(2) | Preclinical assets and programs |
TJ-L1IF: A novel PD-L1/IFN-α antibody-cytokine fusion protein, which is specifically designed for the treatment of PD-1/PD-L1 resistant tumors through the addition of a strong immune adjuvant (interferon-alpha, IFN-α) to potentially convert “cold” tumor to “hot” tumor on top of a PD-L1 antibody to achieve superior anti-tumor activity than PD-(L)1 antibody monotherapy. Novel drug molecules with such design is badly needed to address the current clinical challenges where a majority of cancer patients do not or poorly respond to PD-1/PDL-1 therapies.

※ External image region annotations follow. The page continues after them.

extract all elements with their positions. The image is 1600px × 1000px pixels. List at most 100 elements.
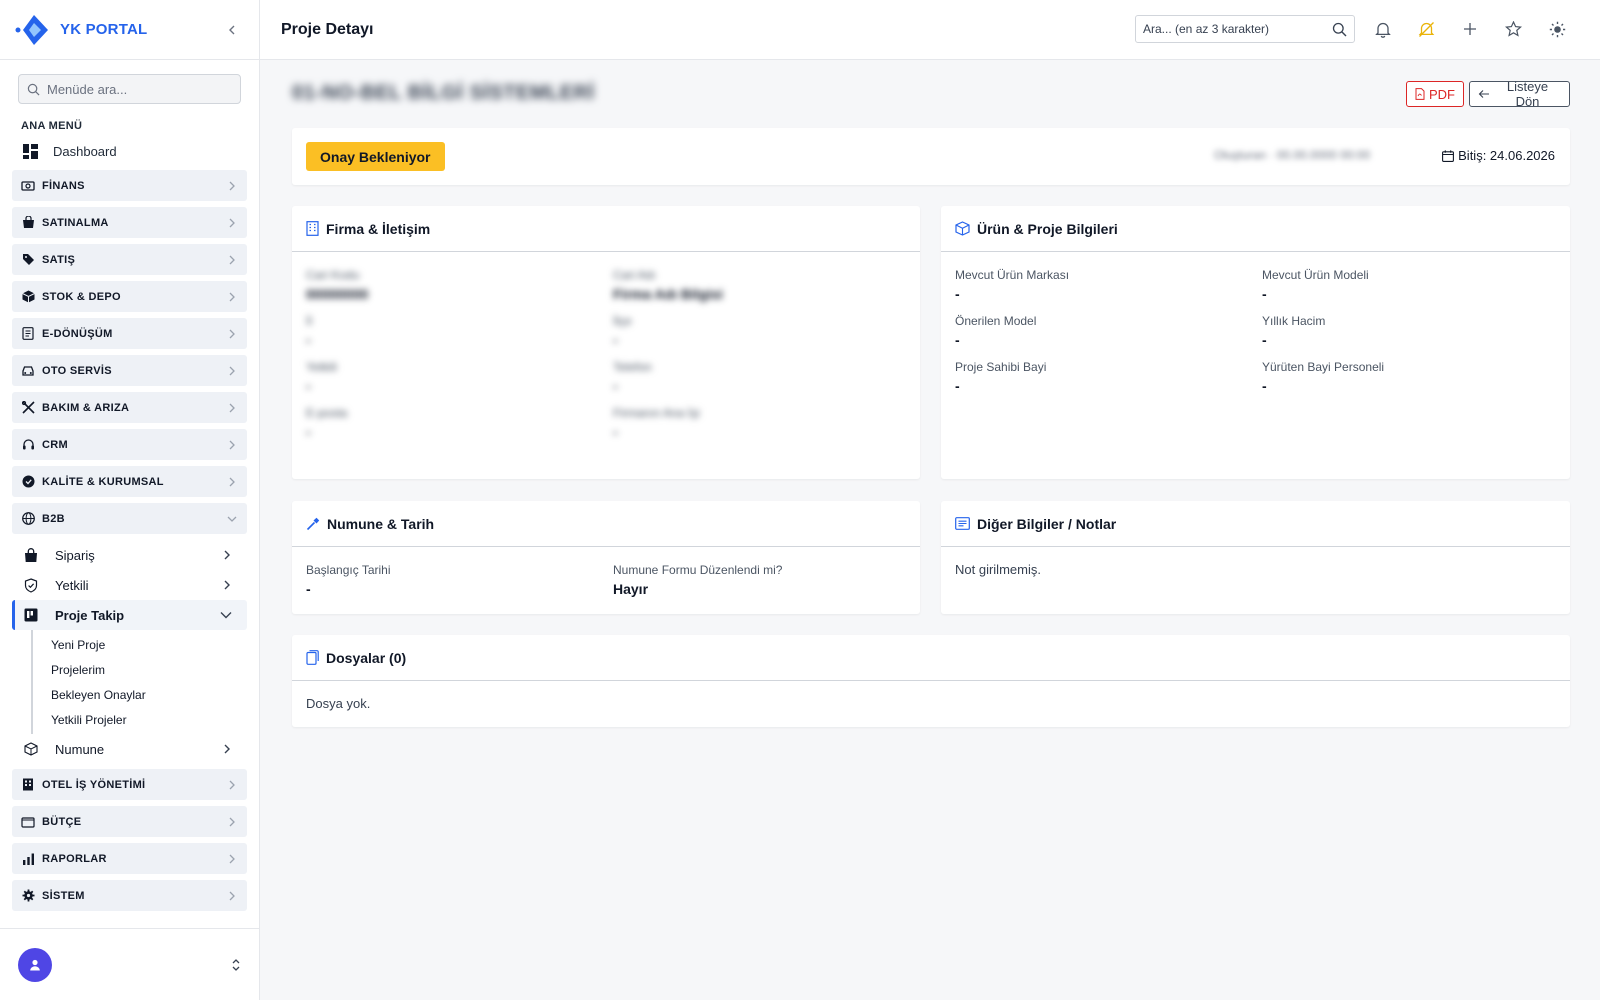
field-ilce: İlçe - bbox=[613, 313, 906, 351]
sidebar-group-label: SATIŞ bbox=[42, 253, 76, 266]
sidebar-group-label: CRM bbox=[42, 438, 68, 451]
topbar-actions bbox=[1370, 16, 1588, 42]
sidebar-group-stok-depo[interactable]: STOK & DEPO bbox=[12, 281, 247, 312]
sidebar-group-label: SİSTEM bbox=[42, 889, 85, 902]
favorites-button[interactable] bbox=[1501, 16, 1527, 42]
sidebar-item-yeni-proje[interactable]: Yeni Proje bbox=[33, 632, 247, 657]
field-label: İlçe bbox=[613, 314, 632, 328]
box-icon bbox=[21, 290, 35, 304]
global-search[interactable] bbox=[1135, 15, 1355, 43]
field-value: - bbox=[955, 378, 960, 394]
main-content: 01-NO-BEL BİLGİ SİSTEMLERİ PDF Listeye D… bbox=[292, 60, 1570, 727]
sidebar-item-proje-takip[interactable]: Proje Takip bbox=[12, 600, 247, 630]
badge-check-icon bbox=[21, 475, 35, 489]
field-value: - bbox=[306, 581, 311, 597]
sidebar-item-projelerim[interactable]: Projelerim bbox=[33, 657, 247, 682]
field-numune-formu: Numune Formu Düzenlendi mi? Hayır bbox=[613, 562, 906, 600]
user-icon bbox=[30, 959, 40, 970]
bag-icon bbox=[24, 547, 42, 563]
sidebar-item-dashboard[interactable]: Dashboard bbox=[12, 137, 247, 165]
end-date: Bitiş: 24.06.2026 bbox=[1442, 148, 1555, 163]
chevron-right-icon bbox=[227, 440, 237, 450]
pipette-icon bbox=[306, 517, 320, 531]
card-header: Ürün & Proje Bilgileri bbox=[941, 206, 1570, 252]
gear-icon bbox=[21, 889, 35, 903]
sidebar-item-label: Dashboard bbox=[53, 143, 117, 159]
box-outline-icon bbox=[24, 742, 42, 756]
collapse-sidebar-button[interactable] bbox=[219, 17, 245, 43]
proje-takip-submenu: Yeni Proje Projelerim Bekleyen Onaylar Y… bbox=[31, 630, 247, 734]
sidebar-group-satis[interactable]: SATIŞ bbox=[12, 244, 247, 275]
sidebar-item-yetkili-projeler[interactable]: Yetkili Projeler bbox=[33, 707, 247, 732]
avatar[interactable] bbox=[18, 947, 52, 982]
sidebar-group-butce[interactable]: BÜTÇE bbox=[12, 806, 247, 837]
field-label: E-posta bbox=[306, 406, 348, 420]
sidebar-item-bekleyen-onaylar[interactable]: Bekleyen Onaylar bbox=[33, 682, 247, 707]
back-to-list-button[interactable]: Listeye Dön bbox=[1469, 79, 1570, 109]
sidebar-group-bakim-ariza[interactable]: BAKIM & ARIZA bbox=[12, 392, 247, 423]
sidebar-group-b2b[interactable]: B2B bbox=[12, 503, 247, 534]
sidebar-group-sistem[interactable]: SİSTEM bbox=[12, 880, 247, 911]
field-value: - bbox=[306, 378, 311, 394]
field-ana-is: Firmanın Ana İşi - bbox=[613, 405, 906, 443]
building-icon bbox=[21, 778, 35, 792]
files-icon bbox=[306, 650, 319, 665]
menu-search-input[interactable] bbox=[47, 81, 227, 97]
urun-fields: Mevcut Ürün Markası - Mevcut Ürün Modeli -… bbox=[941, 252, 1570, 397]
chevron-right-icon bbox=[227, 780, 237, 790]
pdf-button-label: PDF bbox=[1429, 86, 1455, 102]
search-icon[interactable] bbox=[1332, 22, 1347, 37]
field-label: Telefon bbox=[613, 360, 652, 374]
globe-icon bbox=[21, 512, 35, 526]
sidebar-item-siparis[interactable]: Sipariş bbox=[12, 540, 247, 570]
card-title: Ürün & Proje Bilgileri bbox=[977, 220, 1118, 237]
field-value: - bbox=[613, 378, 618, 394]
field-onerilen-model: Önerilen Model - bbox=[955, 313, 1262, 351]
field-value: Hayır bbox=[613, 581, 649, 597]
dosyalar-card: Dosyalar (0) Dosya yok. bbox=[292, 635, 1570, 727]
field-label: Yıllık Hacim bbox=[1262, 314, 1326, 328]
field-label: Cari Kodu bbox=[306, 268, 360, 282]
field-label: Başlangıç Tarihi bbox=[306, 563, 391, 577]
theme-toggle-button[interactable] bbox=[1544, 16, 1570, 42]
plus-icon bbox=[1464, 23, 1476, 35]
files-empty-text: Dosya yok. bbox=[306, 696, 371, 711]
field-telefon: Telefon - bbox=[613, 359, 906, 397]
chevron-right-icon bbox=[227, 403, 237, 413]
alerts-muted-button[interactable] bbox=[1414, 16, 1440, 42]
card-header: Numune & Tarih bbox=[292, 501, 920, 547]
field-baslangic-tarihi: Başlangıç Tarihi - bbox=[306, 562, 613, 600]
field-value: - bbox=[1262, 378, 1267, 394]
section-title: ANA MENÜ bbox=[21, 120, 83, 132]
chevron-right-icon bbox=[227, 477, 237, 487]
sidebar-group-label: BAKIM & ARIZA bbox=[42, 401, 130, 414]
end-date-text: Bitiş: 24.06.2026 bbox=[1458, 148, 1555, 163]
sidebar-item-numune[interactable]: Numune bbox=[12, 734, 247, 764]
pdf-button[interactable]: PDF bbox=[1406, 81, 1464, 107]
sidebar-group-kalite-kurumsal[interactable]: KALİTE & KURUMSAL bbox=[12, 466, 247, 497]
chevron-up-down-icon[interactable] bbox=[231, 958, 241, 972]
sidebar-footer bbox=[0, 928, 259, 1000]
sidebar-group-raporlar[interactable]: RAPORLAR bbox=[12, 843, 247, 874]
sidebar: YK PORTAL ANA MENÜ Dashboard FİNANS SATI… bbox=[0, 0, 260, 1000]
sidebar-group-finans[interactable]: FİNANS bbox=[12, 170, 247, 201]
field-label: Proje Sahibi Bayi bbox=[955, 360, 1047, 374]
sidebar-item-yetkili[interactable]: Yetkili bbox=[12, 570, 247, 600]
sidebar-group-otel-is-yonetimi[interactable]: OTEL İŞ YÖNETİMİ bbox=[12, 769, 247, 800]
status-card: Onay Bekleniyor Oluşturan · 00.00.0000 0… bbox=[292, 128, 1570, 185]
sidebar-group-e-donusum[interactable]: E-DÖNÜŞÜM bbox=[12, 318, 247, 349]
sidebar-group-satinalma[interactable]: SATINALMA bbox=[12, 207, 247, 238]
menu-search[interactable] bbox=[18, 74, 241, 104]
field-value: - bbox=[613, 332, 618, 348]
chevron-left-icon bbox=[229, 25, 235, 34]
sidebar-group-label: KALİTE & KURUMSAL bbox=[42, 475, 164, 488]
sidebar-group-oto-servis[interactable]: OTO SERVİS bbox=[12, 355, 247, 386]
sidebar-group-crm[interactable]: CRM bbox=[12, 429, 247, 460]
add-button[interactable] bbox=[1457, 16, 1483, 42]
field-value: - bbox=[613, 424, 618, 440]
notifications-button[interactable] bbox=[1370, 16, 1396, 42]
chevron-right-icon bbox=[227, 255, 237, 265]
firma-card: Firma & İletişim Cari Kodu 00000000 Cari … bbox=[292, 206, 920, 479]
global-search-input[interactable] bbox=[1143, 22, 1332, 36]
status-badge: Onay Bekleniyor bbox=[306, 142, 445, 171]
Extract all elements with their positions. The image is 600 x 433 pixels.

IFN-α was the first cytokine approved for cancer treatment, but its clinical use is highly limited due to considerable systemic toxicity. TJ-L1IF is composed of a PD-L1 VHH nanobody linked with the Fc of human IgG with an engineered IFN-α2b fused at the C-terminus. It is a prodrug in that the IFN-α2b moiety is masked by a PEG group through a protease-cleavable linker rendering the drug inactive in the systemic circulation, thus strongly reducing systemic toxicity. Once the drug accumulates at the tumor site by PD-L1 antibody targeting, the linker is cleaved by proteases that are highly expressed in the tumor environment to achieve specific activation only at the tumor site. This unique property of TJ-L1IF has been confirmed in a series of in vitro and in vivo studies, in which TJ-L1IF demonstrated plasma stability, good safety in cynomolgus monkeys, and superior anti-tumor activity in the PD-1/PD-L1 resistant tumor models, than that achieved by PD-L1 antibody or IFN-α used either alone or in combination. After the first dose of treatment, the active format of the drug was quickly detected and accumulated in the tumor but not in the periphery, confirming the local delivery and conversion to an active form of IFN-α at the tumor site (Figure 2). TJ-L1IF was developed using Affinity’s TMEA technology and is now under pre-clinical development.
Figure 2. In vivo anti-tumor activity of TJ-L1IF in PD-L1 resistant tumor model. (a) NSG mice transplanted subcutaneously with colon cancer cell line were treated with Tecentriq (10 mg/kg) alone, Tecentriq (10 mg/kg) and PEG-IFNa (1 mg/kg) combination and TJ-L1IF (3 mg/kg) twice a week. (b) The concentration of PEG cleaved active and PEG masked L1IF was measured in tumor and serum, respectively at 8h and 48h post the first dosing. The ratio of the level of active to that of masked L1IF was calculated.
TJ-C64B: Our third bispecific molecule being developed by leveraging a conditional 4-1BB platform which has the advantage of minimizing liver toxicity with an increased therapeutic window. It is specifically designed to simultaneously target Claudin 6 (CLDN6), uniquely expressed in specific cancer types, including ovarian cancer cells, and 4-1BB expressed by T cells to mediate the T cell killing of CLDN6+ tumor cells. CLDN6 is hardly detectable in normal adult tissues to ensure treatment specificity for ovarian cancers. We have achieved candidate selection and is actively progressing the pre-clinical development of the candidate molecule.
TJ-C64B activates T cells through 4-1BB stimulation only upon CLDN6 engagement, providing a localized immune activation in tumors with expected efficacy and reduced systemic toxicity. Owing to a competent Fc, TJ-C64B has an added advantage of specifically depleting CLDN6-expressing tumor cells and intra-tumor regulatory T cells highly expressing 4-1BB, which differentiates it from other 4-1BB bispecific antibodies under clinical development. As published in AACR 2022, pre-clinical data showed that TJ-C64B enhances CLDN6-dependent T cell activation upon the engagement of cancer cell lines with different CLDN6 expression levels. In a syngeneic mouse model, TJ-C64B treatment induces strong anti-tumor activity with complete tumor regression in all tested mice at the dose of 4.5 mg/kg and long-term protection from tumor re-challenge through the immunological memory response. Further, ex vivo analysis confirms localized immune activation by TJ-C64B as evident by the increased CD8+ T cells, specifically those residing in tumors (Figure 3). TJ-C64B is now under pre-clinical development and we plan to submit an IND in the U.S. around mid-2023.